Public Works Minister Anita Anand recused herself from cabinet discussions involving Prince Edward Island’s Confederation Bridge over a conflict of interest.
“On May 11 in the exercise of my official duties, I recused myself from discussions and decisions concerning ferry services between New Brunswick and Prince Edward Island as well as between Nova Scotia and P.E.I. as there could be implications for the Confederation Bridge, which is subject to the conflict of interest screen implemented to ensure my compliance with the Conflict Of Interest Act,” Anand wrote in a Public Declaration of Recusal filed with the Ethics Commissioner.
The Minister’s husband John Knowlton is senior managing director and business manager with the Ontario Municipal Employees Retirement System, a pension fund investor that owns a 34 percent share in the privately-owned bridge. The group also owns shares in Ontario’s Bruce Power nuclear plant, the Detroit River Tunnel Partnership, CannAmm Occupational Testing Services of North Bay, Ont. and Ciel Satellite Group of Ottawa.
Anand said her chief of staff and deputy minister are under orders to “ensure I am neither made aware of, nor a participant in, any discussions or decision making” involving her husband’s businesses “unless the interest in the decision or matter is one of general application.”
The Parliamentary Budget Office in a 2016 report depicted the federally-subsidized Confederation Bridge as one of Canada’s most profitable corporations with a 117 percent annual margin. Analysts estimated the Bridge operator, Strait Crossing Development Inc., earned $37 million in annual toll revenues with maintenance and operating costs of $17 million.

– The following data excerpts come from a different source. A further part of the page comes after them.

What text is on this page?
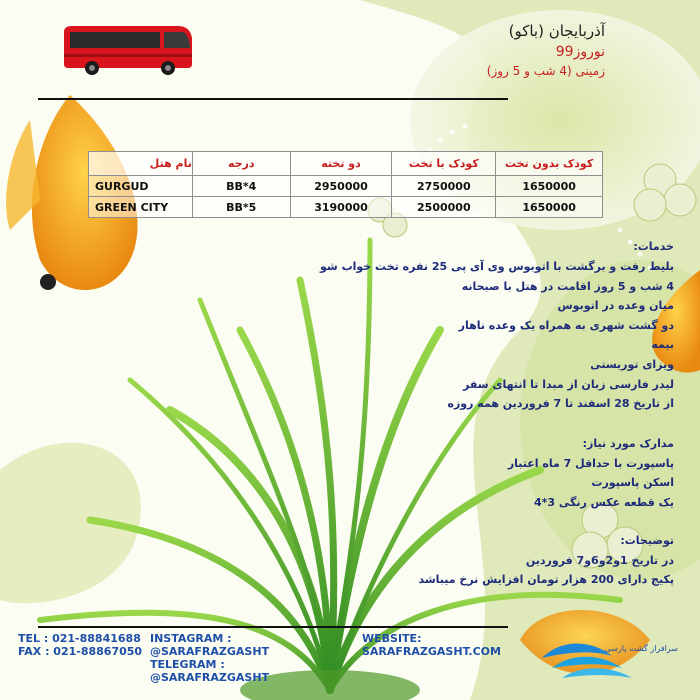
آذربایجان (باکو)
نوروز99
زمینی (4 شب و 5 روز)
کودک بدون تخت	کودک با تخت	دو تخته	درجه	نام هتل
1650000	2750000	2950000	4*BB	GURGUD
1650000	2500000	3190000	5*BB	GREEN CITY
خدمات:
بلیط رفت و برگشت با اتوبوس وی آی پی 25 نفره تخت خواب شو
4 شب و 5 روز اقامت در هتل با صبحانه
میان وعده در اتوبوس
دو گشت شهری به همراه یک وعده ناهار
بیمه
ویزای توریستی
لیدر فارسی زبان از مبدا تا انتهای سفر
از تاریخ 28 اسفند تا 7 فروردین همه روزه
مدارک مورد نیاز:
پاسپورت با حداقل 7 ماه اعتبار
اسکن پاسپورت
یک قطعه عکس رنگی 3*4
توضیحات:
در تاریخ 1و2و6و7 فروردین
پکیج دارای 200 هزار تومان افزایش نرخ میباشد
TEL : 021-88841688
FAX : 021-88867050
INSTAGRAM :
@SARAFRAZGASHT
TELEGRAM :
@SARAFRAZGASHT
WEBSITE:
SARAFRAZGASHT.COM	سرافراز گشت پارسی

“As the firm is privately held no public data are available regarding the net profit it is projected to earn,” said the report Cost Estimate Of Tax Credit For Confederation Bridge Tolls. “However estimates can be made based on the average net profits of firms that operate and maintain capital assets.”
Under a thirty-year contract due to expire in 2032, the Department of Transport guarantees operators of the Confederation Bridge a minimum of $13.9 million a year in toll revenues with additional annual subsidies indexed to three-quarters of the inflation rate. Subsidies paid to 2014 totalled $951 million with an additional $1.28 billion to be paid by taxpayers by 2032 when the Bridge reverts to public ownership.
“It’s the most expensive driving experience in Canada,” Senator Percy Downe said in an earlier interview. “This is unequal treatment.” Tolls are $48 for passenger cars to cross the thirteen-kilometre span.
The Auditor General in a 1995 report said Bridge subsidies were “at the high end of the range of estimates.” The Canadian Union of Public Employees in a 1998 report depicted the contract as a no-lose proposition for Bridge owners that include French and Dutch investors.
“The risks to which the private sector will be exposed are much lower than those to which the federal government will be exposed once it takes ownership of the bridge in 35 years,” said the CUPE Analysis Of A Public-Private Partnership: The Confederation Bridge: “35 years may be enough time for the bridge to require very costly repairs at taxpayers’ expense.”
A transport link to Prince Edward Island is mandated by the Constitution Act. The Island joined Confederation in 1873 on the condition the national government provide transportation to the mainland.